Manifestations sous tension en République serbe de Bosnie

le
0
 (Ajoute déclarations, chiffres §4-7) 
    BANJA LUKA, Bosnie, 14 mai (Reuters) - Des milliers de 
personnes séparées par des cordons de police se sont rassemblées 
samedi à Banja Luka, la capitale de la république autonome serbe 
de Bosnie, pour soutenir ou dénoncer le gouvernement du 
président Milorad Dodik.  
    Les autorités ont interdit aux manifestants de défiler dans 
les rues par crainte d'affrontements.  
    Les autorités bosno-serbes ont tenté en vain de dissuader 
l'opposition de manifester. Le parti de Dodik, l'Alliance des 
sociaux-démocrates indépendants (SNSD), a par la suite organisé 
une contre-manifestation.  
    "Nous devons lutter pour notre Etat", a lancé Milorad Dodik 
à quelque 10.000 partisans, certains brandissant le portrait de 
Vladimir Poutine. "Nous voulons la paix. Aujourd'hui, nous 
défendons la république contre la trahison." 
    Dans la foule pro-Dodik, on pouvait apercevoir Darko Mladic, 
fils de l'ancien chef militaire des Serbes de Bosnie pendant la 
guerre des années 1990 Ratko Mladic, actuellement jugé pour 
crimes de guerre au Tribunal pénal international de La Haye. 

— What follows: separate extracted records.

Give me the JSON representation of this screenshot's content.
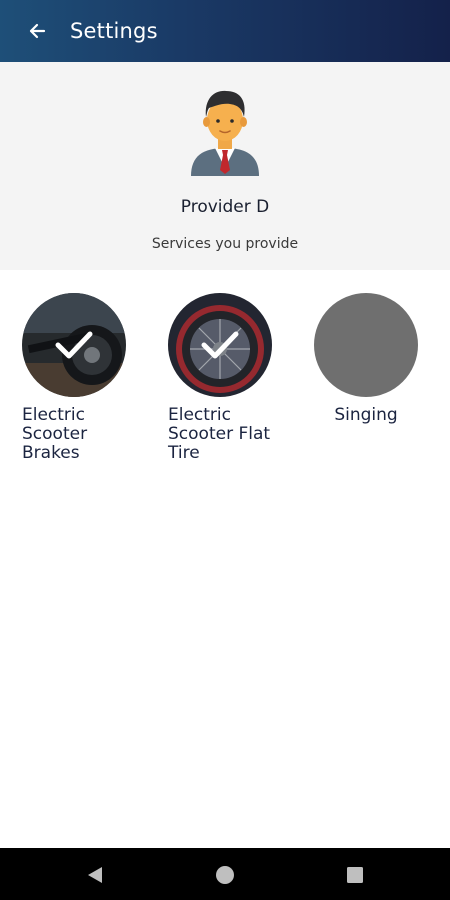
{
  "appbar": {
    "title": "Settings",
    "back_icon": "arrow-left-icon",
    "gradient_start": "#1e4f78",
    "gradient_end": "#14214a"
  },
  "profile": {
    "avatar_icon": "businessman-avatar-icon",
    "name": "Provider D",
    "caption": "Services you provide"
  },
  "services": [
    {
      "label": "Electric Scooter Brakes",
      "selected": true,
      "image": "electric-scooter-wheel-photo"
    },
    {
      "label": "Electric Scooter Flat Tire",
      "selected": true,
      "image": "bike-flat-tire-photo"
    },
    {
      "label": "Singing",
      "selected": false,
      "image": "grey-placeholder"
    }
  ],
  "navbar": {
    "back_icon": "triangle-back-icon",
    "home_icon": "circle-home-icon",
    "recents_icon": "square-recents-icon"
  }
}
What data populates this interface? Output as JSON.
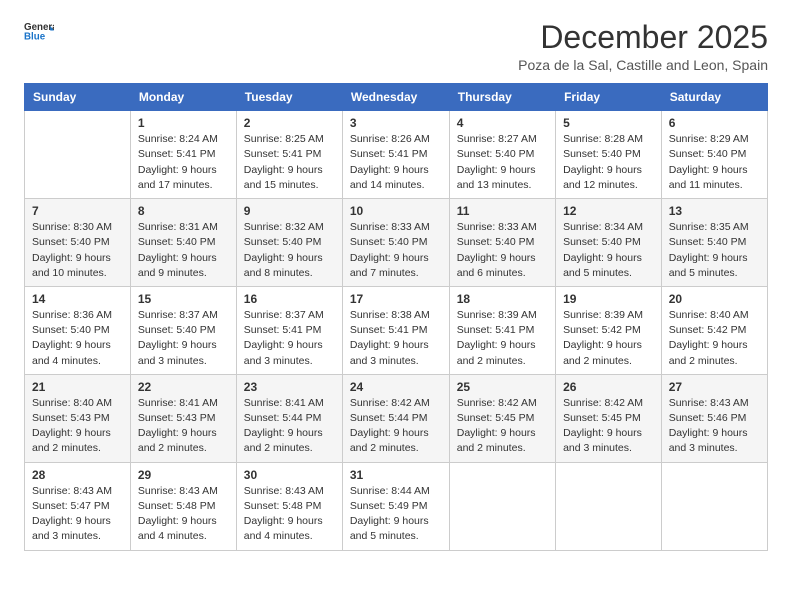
{
  "logo": {
    "line1": "General",
    "line2": "Blue"
  },
  "title": "December 2025",
  "location": "Poza de la Sal, Castille and Leon, Spain",
  "headers": [
    "Sunday",
    "Monday",
    "Tuesday",
    "Wednesday",
    "Thursday",
    "Friday",
    "Saturday"
  ],
  "weeks": [
    [
      {
        "day": "",
        "sunrise": "",
        "sunset": "",
        "daylight": ""
      },
      {
        "day": "1",
        "sunrise": "Sunrise: 8:24 AM",
        "sunset": "Sunset: 5:41 PM",
        "daylight": "Daylight: 9 hours and 17 minutes."
      },
      {
        "day": "2",
        "sunrise": "Sunrise: 8:25 AM",
        "sunset": "Sunset: 5:41 PM",
        "daylight": "Daylight: 9 hours and 15 minutes."
      },
      {
        "day": "3",
        "sunrise": "Sunrise: 8:26 AM",
        "sunset": "Sunset: 5:41 PM",
        "daylight": "Daylight: 9 hours and 14 minutes."
      },
      {
        "day": "4",
        "sunrise": "Sunrise: 8:27 AM",
        "sunset": "Sunset: 5:40 PM",
        "daylight": "Daylight: 9 hours and 13 minutes."
      },
      {
        "day": "5",
        "sunrise": "Sunrise: 8:28 AM",
        "sunset": "Sunset: 5:40 PM",
        "daylight": "Daylight: 9 hours and 12 minutes."
      },
      {
        "day": "6",
        "sunrise": "Sunrise: 8:29 AM",
        "sunset": "Sunset: 5:40 PM",
        "daylight": "Daylight: 9 hours and 11 minutes."
      }
    ],
    [
      {
        "day": "7",
        "sunrise": "Sunrise: 8:30 AM",
        "sunset": "Sunset: 5:40 PM",
        "daylight": "Daylight: 9 hours and 10 minutes."
      },
      {
        "day": "8",
        "sunrise": "Sunrise: 8:31 AM",
        "sunset": "Sunset: 5:40 PM",
        "daylight": "Daylight: 9 hours and 9 minutes."
      },
      {
        "day": "9",
        "sunrise": "Sunrise: 8:32 AM",
        "sunset": "Sunset: 5:40 PM",
        "daylight": "Daylight: 9 hours and 8 minutes."
      },
      {
        "day": "10",
        "sunrise": "Sunrise: 8:33 AM",
        "sunset": "Sunset: 5:40 PM",
        "daylight": "Daylight: 9 hours and 7 minutes."
      },
      {
        "day": "11",
        "sunrise": "Sunrise: 8:33 AM",
        "sunset": "Sunset: 5:40 PM",
        "daylight": "Daylight: 9 hours and 6 minutes."
      },
      {
        "day": "12",
        "sunrise": "Sunrise: 8:34 AM",
        "sunset": "Sunset: 5:40 PM",
        "daylight": "Daylight: 9 hours and 5 minutes."
      },
      {
        "day": "13",
        "sunrise": "Sunrise: 8:35 AM",
        "sunset": "Sunset: 5:40 PM",
        "daylight": "Daylight: 9 hours and 5 minutes."
      }
    ],
    [
      {
        "day": "14",
        "sunrise": "Sunrise: 8:36 AM",
        "sunset": "Sunset: 5:40 PM",
        "daylight": "Daylight: 9 hours and 4 minutes."
      },
      {
        "day": "15",
        "sunrise": "Sunrise: 8:37 AM",
        "sunset": "Sunset: 5:40 PM",
        "daylight": "Daylight: 9 hours and 3 minutes."
      },
      {
        "day": "16",
        "sunrise": "Sunrise: 8:37 AM",
        "sunset": "Sunset: 5:41 PM",
        "daylight": "Daylight: 9 hours and 3 minutes."
      },
      {
        "day": "17",
        "sunrise": "Sunrise: 8:38 AM",
        "sunset": "Sunset: 5:41 PM",
        "daylight": "Daylight: 9 hours and 3 minutes."
      },
      {
        "day": "18",
        "sunrise": "Sunrise: 8:39 AM",
        "sunset": "Sunset: 5:41 PM",
        "daylight": "Daylight: 9 hours and 2 minutes."
      },
      {
        "day": "19",
        "sunrise": "Sunrise: 8:39 AM",
        "sunset": "Sunset: 5:42 PM",
        "daylight": "Daylight: 9 hours and 2 minutes."
      },
      {
        "day": "20",
        "sunrise": "Sunrise: 8:40 AM",
        "sunset": "Sunset: 5:42 PM",
        "daylight": "Daylight: 9 hours and 2 minutes."
      }
    ],
    [
      {
        "day": "21",
        "sunrise": "Sunrise: 8:40 AM",
        "sunset": "Sunset: 5:43 PM",
        "daylight": "Daylight: 9 hours and 2 minutes."
      },
      {
        "day": "22",
        "sunrise": "Sunrise: 8:41 AM",
        "sunset": "Sunset: 5:43 PM",
        "daylight": "Daylight: 9 hours and 2 minutes."
      },
      {
        "day": "23",
        "sunrise": "Sunrise: 8:41 AM",
        "sunset": "Sunset: 5:44 PM",
        "daylight": "Daylight: 9 hours and 2 minutes."
      },
      {
        "day": "24",
        "sunrise": "Sunrise: 8:42 AM",
        "sunset": "Sunset: 5:44 PM",
        "daylight": "Daylight: 9 hours and 2 minutes."
      },
      {
        "day": "25",
        "sunrise": "Sunrise: 8:42 AM",
        "sunset": "Sunset: 5:45 PM",
        "daylight": "Daylight: 9 hours and 2 minutes."
      },
      {
        "day": "26",
        "sunrise": "Sunrise: 8:42 AM",
        "sunset": "Sunset: 5:45 PM",
        "daylight": "Daylight: 9 hours and 3 minutes."
      },
      {
        "day": "27",
        "sunrise": "Sunrise: 8:43 AM",
        "sunset": "Sunset: 5:46 PM",
        "daylight": "Daylight: 9 hours and 3 minutes."
      }
    ],
    [
      {
        "day": "28",
        "sunrise": "Sunrise: 8:43 AM",
        "sunset": "Sunset: 5:47 PM",
        "daylight": "Daylight: 9 hours and 3 minutes."
      },
      {
        "day": "29",
        "sunrise": "Sunrise: 8:43 AM",
        "sunset": "Sunset: 5:48 PM",
        "daylight": "Daylight: 9 hours and 4 minutes."
      },
      {
        "day": "30",
        "sunrise": "Sunrise: 8:43 AM",
        "sunset": "Sunset: 5:48 PM",
        "daylight": "Daylight: 9 hours and 4 minutes."
      },
      {
        "day": "31",
        "sunrise": "Sunrise: 8:44 AM",
        "sunset": "Sunset: 5:49 PM",
        "daylight": "Daylight: 9 hours and 5 minutes."
      },
      {
        "day": "",
        "sunrise": "",
        "sunset": "",
        "daylight": ""
      },
      {
        "day": "",
        "sunrise": "",
        "sunset": "",
        "daylight": ""
      },
      {
        "day": "",
        "sunrise": "",
        "sunset": "",
        "daylight": ""
      }
    ]
  ]
}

    Devant les opposants, qui ont réuni environ le même nombre 
de manifestants, c'est la fille de Radovan Karadzic, l'ex-chef 
politique bosno-serbe, condamné en mars pour génocide à La Haye, 
qui a pris la parole. 
    "On n'est pas en Sicile. On en a assez des parrains", 
pouvait-on entendre parmi les protestataires réclamant des 
élections anticipées, des réformes économiques et des enquêtes 
sur des "assassinats politiques" et des affaires de corruption. 
    Le climat politique est tendu depuis des semaines en 
Republika Srpska à l'approche d'élections programmées en 
octobre.  
    Depuis les élections législatives de 2014 en Bosnie, qui 
regroupe la République serbe et la Fédération croato-musulmane, 
la République serbe est représentée au sein du gouvernement 
bosniaque à Sarajevo par l'Alliance pour le changement, 
réformiste et pro-européenne.  
    Milorad Dodik, qui ne conserve le contrôle que de la seule 
République serbe, est accusé par l'opposition de corruption et 
d'autoritarisme. Il a fait l'objet d'enquête pour détournement 
de fonds mais n'a jamais été inculpé.  
    "J'en ai marre de vivre comme un chien. J'étais dans une 
tranchée quand ils passaient leur temps à s'enrichir", explique 
Zivko Josic, un ancien soldat au chômage. "Je soutiens 
l'opposition pour que les choses s'améliorent." 
    Le président bosno-serbe, favorable à des liens plus étroits 
avec la Russie, accuse de traîtrise les partisans d'un 
rapprochement avec l'Union européenne.  
    Depuis son accession au pouvoir avec le soutien des 
Occidentaux il y a dix ans, Milorad Dodik a adopté une 
rhétorique de plus en plus nationaliste avec l'objectif 
d'accroître l'autonomie de la République serbe et d'affaiblir 
les institutions de Sarajevo en bloquant l'adoption de lois au 
parlement national bosniaque.  
 
 (Daria Sito-Sucic, Gordana Katana; Jean-Stéphane Brosse pour le 
service français) 
 
Vous devez être membre pour ajouter des commentaires.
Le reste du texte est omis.